Let’s assume that the teacher’s debt is all unsubsidized, making the interest rate 6.8 percent, and her standard monthly payment is $305. Under Pay as You Earn, she could lower her payments to $179 a month, according to the Education Department’s repayment estimator. That compares with $269 under income-based repayment, which caps payments at 15 percent of borrowers’ income, and $232 under income-contingent repayment.
But while she would pay less each month under Pay as You Earn, she would accumulate $4,000 more in interest than she would under the income-based plan.

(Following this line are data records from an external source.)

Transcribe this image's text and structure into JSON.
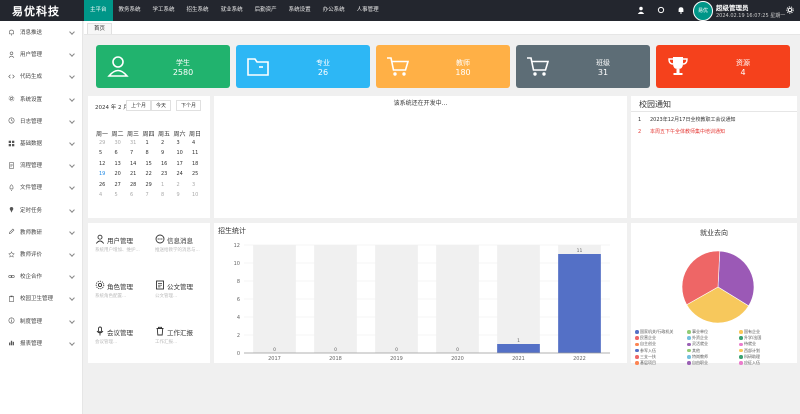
{
  "app": {
    "logo": "易优科技",
    "user_name": "超级管理员",
    "user_time": "2024.02.19 16:07:25 星期一",
    "avatar_text": "易优"
  },
  "topnav": [
    {
      "label": "主平台",
      "active": true
    },
    {
      "label": "教务系统"
    },
    {
      "label": "学工系统"
    },
    {
      "label": "招生系统"
    },
    {
      "label": "就业系统"
    },
    {
      "label": "后勤资产"
    },
    {
      "label": "系统设置"
    },
    {
      "label": "办公系统"
    },
    {
      "label": "人事管理"
    }
  ],
  "top_icons": [
    "user-icon",
    "refresh-icon",
    "bell-icon",
    "gear-icon"
  ],
  "sidebar": [
    {
      "label": "消息推送",
      "icon": "bell-icon"
    },
    {
      "label": "用户管理",
      "icon": "user-icon"
    },
    {
      "label": "代码生成",
      "icon": "code-icon"
    },
    {
      "label": "系统设置",
      "icon": "gear-icon"
    },
    {
      "label": "日志管理",
      "icon": "clock-icon"
    },
    {
      "label": "基础数据",
      "icon": "grid-icon"
    },
    {
      "label": "流程管理",
      "icon": "doc-icon"
    },
    {
      "label": "文件管理",
      "icon": "rocket-icon"
    },
    {
      "label": "定时任务",
      "icon": "pin-icon"
    },
    {
      "label": "教师教研",
      "icon": "edit-icon"
    },
    {
      "label": "教师评价",
      "icon": "star-icon"
    },
    {
      "label": "校企合作",
      "icon": "link-icon"
    },
    {
      "label": "校园卫生管理",
      "icon": "clipboard-icon"
    },
    {
      "label": "制度管理",
      "icon": "info-icon"
    },
    {
      "label": "报表管理",
      "icon": "chart-icon"
    }
  ],
  "tabs": {
    "home": "首页"
  },
  "stats": [
    {
      "label": "学生",
      "value": "2580",
      "color": "#21b36e",
      "icon": "user-icon"
    },
    {
      "label": "专业",
      "value": "26",
      "color": "#2db7f5",
      "icon": "folder-icon"
    },
    {
      "label": "教师",
      "value": "180",
      "color": "#ffb046",
      "icon": "cart-icon"
    },
    {
      "label": "班级",
      "value": "31",
      "color": "#5d6d76",
      "icon": "cart-icon"
    },
    {
      "label": "资源",
      "value": "4",
      "color": "#f5411c",
      "icon": "trophy-icon"
    }
  ],
  "calendar": {
    "month": "2024 年 2 月",
    "buttons": [
      "上个月",
      "今天",
      "下个月"
    ],
    "weekdays": [
      "周一",
      "周二",
      "周三",
      "周四",
      "周五",
      "周六",
      "周日"
    ],
    "rows": [
      [
        "29",
        "30",
        "31",
        "1",
        "2",
        "3",
        "4"
      ],
      [
        "5",
        "6",
        "7",
        "8",
        "9",
        "10",
        "11"
      ],
      [
        "12",
        "13",
        "14",
        "15",
        "16",
        "17",
        "18"
      ],
      [
        "19",
        "20",
        "21",
        "22",
        "23",
        "24",
        "25"
      ],
      [
        "26",
        "27",
        "28",
        "29",
        "1",
        "2",
        "3"
      ],
      [
        "4",
        "5",
        "6",
        "7",
        "8",
        "9",
        "10"
      ]
    ],
    "today": "19"
  },
  "placeholder": {
    "text": "该系统还在开发中..."
  },
  "notice": {
    "title": "校园通知",
    "items": [
      {
        "num": "1",
        "text": "2023年12月17日全校教职工会议通知",
        "color": "#333"
      },
      {
        "num": "2",
        "text": "本周五下午全体教师集中培训通知",
        "color": "#e53935"
      }
    ]
  },
  "functions": [
    {
      "title": "用户管理",
      "desc": "系统用户增加、维护...",
      "icon": "user-icon"
    },
    {
      "title": "信息消息",
      "desc": "推送给教学的消息与...",
      "icon": "chat-icon"
    },
    {
      "title": "角色管理",
      "desc": "系统角色配置...",
      "icon": "gear-icon"
    },
    {
      "title": "公文管理",
      "desc": "公文管理...",
      "icon": "doc-icon"
    },
    {
      "title": "会议管理",
      "desc": "会议管理...",
      "icon": "mic-icon"
    },
    {
      "title": "工作汇报",
      "desc": "工作汇报...",
      "icon": "trash-icon"
    }
  ],
  "chart_data": [
    {
      "type": "bar",
      "title": "招生统计",
      "categories": [
        "2017",
        "2018",
        "2019",
        "2020",
        "2021",
        "2022"
      ],
      "values": [
        0,
        0,
        0,
        0,
        1,
        11
      ],
      "ylim": [
        0,
        12
      ],
      "yticks": [
        0,
        2,
        4,
        6,
        8,
        10,
        12
      ],
      "bar_color": "#5470c6",
      "background_bar_color": "#f0f0f0"
    },
    {
      "type": "pie",
      "title": "就业去向",
      "series": [
        {
          "values": [
            33,
            33,
            34
          ]
        }
      ],
      "slice_colors": [
        "#9b59b6",
        "#f7c85c",
        "#ee6666"
      ],
      "legend": [
        {
          "name": "国家机关/行政机关",
          "color": "#5470c6"
        },
        {
          "name": "事业单位",
          "color": "#91cc75"
        },
        {
          "name": "国有企业",
          "color": "#fac858"
        },
        {
          "name": "民营企业",
          "color": "#ee6666"
        },
        {
          "name": "外资企业",
          "color": "#73c0de"
        },
        {
          "name": "升学/出国",
          "color": "#3ba272"
        },
        {
          "name": "自主创业",
          "color": "#fc8452"
        },
        {
          "name": "灵活就业",
          "color": "#9a60b4"
        },
        {
          "name": "待就业",
          "color": "#ea7ccc"
        },
        {
          "name": "参军入伍",
          "color": "#5470c6"
        },
        {
          "name": "其他",
          "color": "#91cc75"
        },
        {
          "name": "西部计划",
          "color": "#fac858"
        },
        {
          "name": "三支一扶",
          "color": "#ee6666"
        },
        {
          "name": "特岗教师",
          "color": "#73c0de"
        },
        {
          "name": "科研助理",
          "color": "#3ba272"
        },
        {
          "name": "基层项目",
          "color": "#fc8452"
        },
        {
          "name": "自由职业",
          "color": "#9a60b4"
        },
        {
          "name": "应征入伍",
          "color": "#ea7ccc"
        }
      ]
    }
  ]
}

That might not matter to the teacher, who, as a public servant, could have any remaining debt forgiven after 10 years of repayment (a scenario the estimator doesn’t take into account), but it would matter to private-sector workers, who would end up paying more on their debt over time.
Teachers and Lawyers
For the lowest-income borrowers—those most likely to be struggling with student-loan debt—the difference in monthly payments between the current plans and Pay as You Earn will be negligible.
In fact, the biggest beneficiaries of the change are likely to be graduate- and professional-school alumni with large debt balances and low-paying public-service careers. Consider, for example, a public defender who graduated from a private law school in 2012 with $125,000 in debt (the average that year) and has an adjusted gross income of $55,000. He could reduce his payment from $469 a month under income-based repayment to $312 under Pay as You Earn, according to the repayment estimator, and have more than $175,000 in debt forgiven, compared with less than $49,000 under income-based repayment. Ultimately, he would pay back more than $150,000 less than he would in an income-based plan.

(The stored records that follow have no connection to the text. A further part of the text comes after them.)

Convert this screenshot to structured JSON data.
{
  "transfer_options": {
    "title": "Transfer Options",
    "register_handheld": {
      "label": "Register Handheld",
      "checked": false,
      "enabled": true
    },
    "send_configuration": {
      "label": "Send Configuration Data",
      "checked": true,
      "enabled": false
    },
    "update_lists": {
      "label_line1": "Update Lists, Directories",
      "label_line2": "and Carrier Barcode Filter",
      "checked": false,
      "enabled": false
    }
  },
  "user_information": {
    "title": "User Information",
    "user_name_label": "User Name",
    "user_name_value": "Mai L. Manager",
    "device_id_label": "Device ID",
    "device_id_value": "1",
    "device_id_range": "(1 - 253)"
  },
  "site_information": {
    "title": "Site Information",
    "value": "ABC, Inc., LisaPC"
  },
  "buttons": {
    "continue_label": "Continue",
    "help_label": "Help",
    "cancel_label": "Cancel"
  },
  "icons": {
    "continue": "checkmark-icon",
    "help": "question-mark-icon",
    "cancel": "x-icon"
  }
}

Under a 10-year standard repayment plan, that same borrower would owe $1,475 a month and ultimately pay back $43,000 more than he would under Pay as You Earn. And those comparisons assume the borrower wouldn’t qualify for loan forgiveness until he had made payments for 20 years; as a public servant, he would be eligible a decade sooner.
Higher-income borrowers with graduate- or professional-school debt could also qualify for significant amounts of loan forgiveness under the White House’s plan—a loophole that advocates have urged the president to close. They warn that the existing plan benefits borrowers who are capable of repaying their debt, and encourages graduate and professional schools to raise tuition, adding to their students' debt loads and burdening taxpayers.
In his budget for the 2015 fiscal year, Mr. Obama proposed capping loan forgiveness for public-sector employees at the aggregate loan limit for independent undergraduates and requiring private-sector employees with balances greater than that amount to pay for 25 years before receiving forgiveness.
To ensure that high-balance borrowers "pay an equitable share of their earnings as their income rises," the budget would also eliminate the program’s standard payment cap. But those changes haven’t been enacted by Congress, and they’re not included in the executive order that the president signed on Monday.